Friday, December 12, 2003

It's funny to me that people like Michael Kinsley seem to be willing to throw the Iraqi people over the side just to beat George W. Bush. Doesn't anybody on the left think about what they're saying? I guess if you were raised during Vietnam and demonstrated against the war, you've already drunk the poison, so it's not hard to hope we lose this one, too. Of course, nobody had better question their patriotism, but it's getting harder and harder to avoid that conclusion.

I've been puzzled by the vehemence of the left for some time, but now I see that they developed the anti-war reflex so long ago that it just can't be broken. Their goal is not to do what is necessary for the safety of this nation, but to win back power at all costs. I can only hope there is some way to reach all those voters who get their news from the Elsworth Toohey media.

Thursday, December 11, 2003

Now, I know what I think about McConnell v. Federal Election Commission. It's irrational.

Quoting Justice Scalia:
Who could have imagined that the same Court which, within the past four years, has sternly disapproved of restrictions upon such inconsequential forms of expression as virtual child pornography, tobacco advertising, dissemination of illegally intercepted communications, and sexually explicit cable programming, would smile with favor upon a law that cut to the heart of what the First Amendment is meant to protect: the right to criticize the government.
If you agree with me, go to this site and contribute.

Wednesday, December 10, 2003

Payback's a bitch. Eh, boys? Of course, a lot of the companies who aren't allowed to bid on rebuilding Iraq have IOUs for work they did for the Saddam regime. They've made their money, if they can collect it.

Somebody needs to read these people the story of the Little Red Hen. Or maybe it should be the little Red, White and Blue Hen.

This is why I read blogs.
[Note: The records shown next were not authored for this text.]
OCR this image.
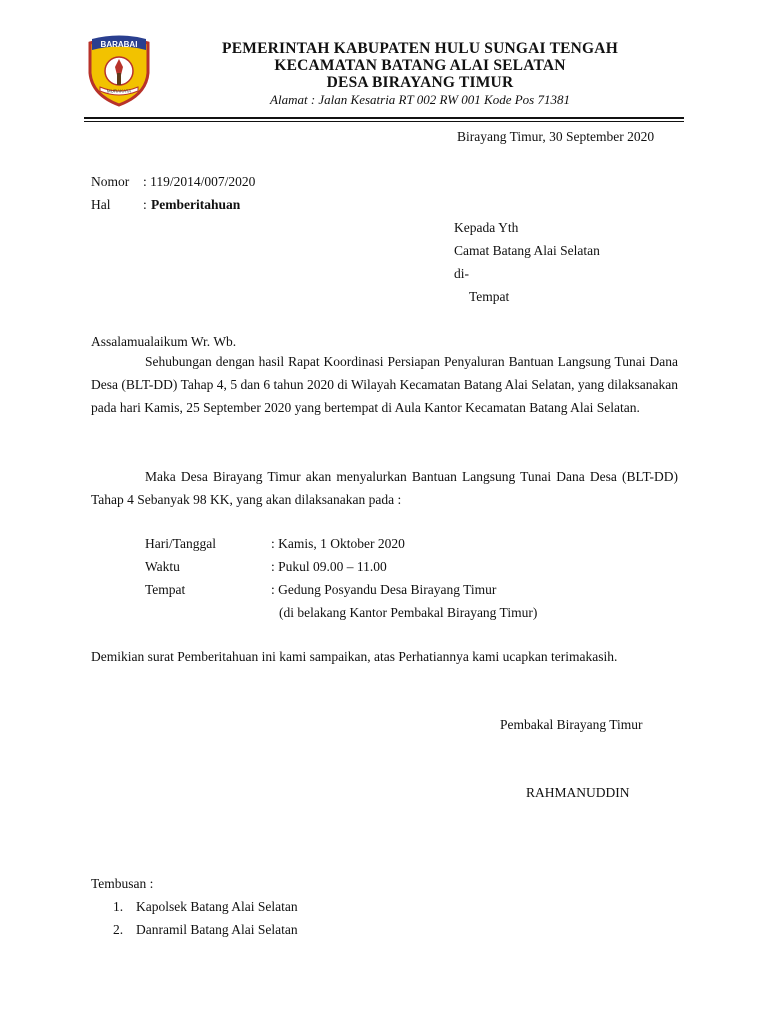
BARABAI
MURAKATA
PEMERINTAH KABUPATEN HULU SUNGAI TENGAH
KECAMATAN BATANG ALAI SELATAN
DESA BIRAYANG TIMUR
Alamat : Jalan Kesatria RT 002 RW 001 Kode Pos 71381
Birayang Timur, 30 September 2020
Nomor : 119/2014/007/2020
Hal : Pemberitahuan
Kepada Yth
Camat Batang Alai Selatan
di-
Tempat
Assalamualaikum Wr. Wb.
Sehubungan dengan hasil Rapat Koordinasi Persiapan Penyaluran Bantuan Langsung Tunai Dana Desa (BLT-DD) Tahap 4, 5 dan 6 tahun 2020 di Wilayah Kecamatan Batang Alai Selatan, yang dilaksanakan pada hari Kamis, 25 September 2020 yang bertempat di Aula Kantor Kecamatan Batang Alai Selatan.
Maka Desa Birayang Timur akan menyalurkan Bantuan Langsung Tunai Dana Desa (BLT-DD) Tahap 4 Sebanyak 98 KK, yang akan dilaksanakan pada :
Hari/Tanggal	: Kamis, 1 Oktober 2020
Waktu	: Pukul 09.00 – 11.00
Tempat	: Gedung Posyandu Desa Birayang Timur
(di belakang Kantor Pembakal Birayang Timur)
Demikian surat Pemberitahuan ini kami sampaikan, atas Perhatiannya kami ucapkan terimakasih.
Pembakal Birayang Timur
RAHMANUDDIN
Tembusan :
1. Kapolsek Batang Alai Selatan
2. Danramil Batang Alai Selatan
They get big stories fast and with a spectrum you can't get from tradional media.

I'm not sure what I think about this SCOTUS ruling upholding the McCain-Feingold law.

Sunday, December 07, 2003

Why do people think the NYTimes is biased? This story illustrates. It starts out telling us that Donald Rumsfeld is touring Iraq to see how things are going. He's told that "ttacks against American and allied troops had dropped more than 50 percent in the past two weeks," due to better intelligence.

Then the third paragraph tells us "But neither Mr. Rumsfeld nor Lt. Gen. Ricardo Sanchez, commander of allied forces in Iraq, would declare that the allied military had fully defeated a guerrilla offensive that began with the Ramadan holy season in late October and November."

This isn't reporting; it's argument. Do articles about the Democratic Primaries tell us that no one has won yet? Are readers asking "Does the reduction in attacks by 50% mean that we've defeated the guerrillas? I wasn't. If Rumsfeld had made that claim, it would have been in the headline, not stuck in the third paragraph. Why add that bit of negativity unless you are looking to put a negative spin on the good news? If the Times wants to opine this way, fine. Just don't portray it as news.

After last night's Big Twelve Championship game and today's announcements, I'd say the BCS has pretty much lost whatever credibility it had. Hugh Hewitt will be touting the Ohio State as the new #1, but the whole thing shows how futile it is to try to pick a national champ without a playoff. The coach's polls are still as good as we're likely to get. The BCS computers obviously weren't able to factor in how badly Oklahoma got beat. The BCS is nothing but a money making scheme designed to lock in the big audiences for the big bowls.

I'm no expert in Farsi, but this report that Iran's biggest student movement is called "the Office to Consolidate Unity" sounds like a bad translation. Anyway, the group is demonstrating against the lack of basic rights. 1,000 demonstrators doesn't sound like much, but considering how much they're putting on the line, it's important.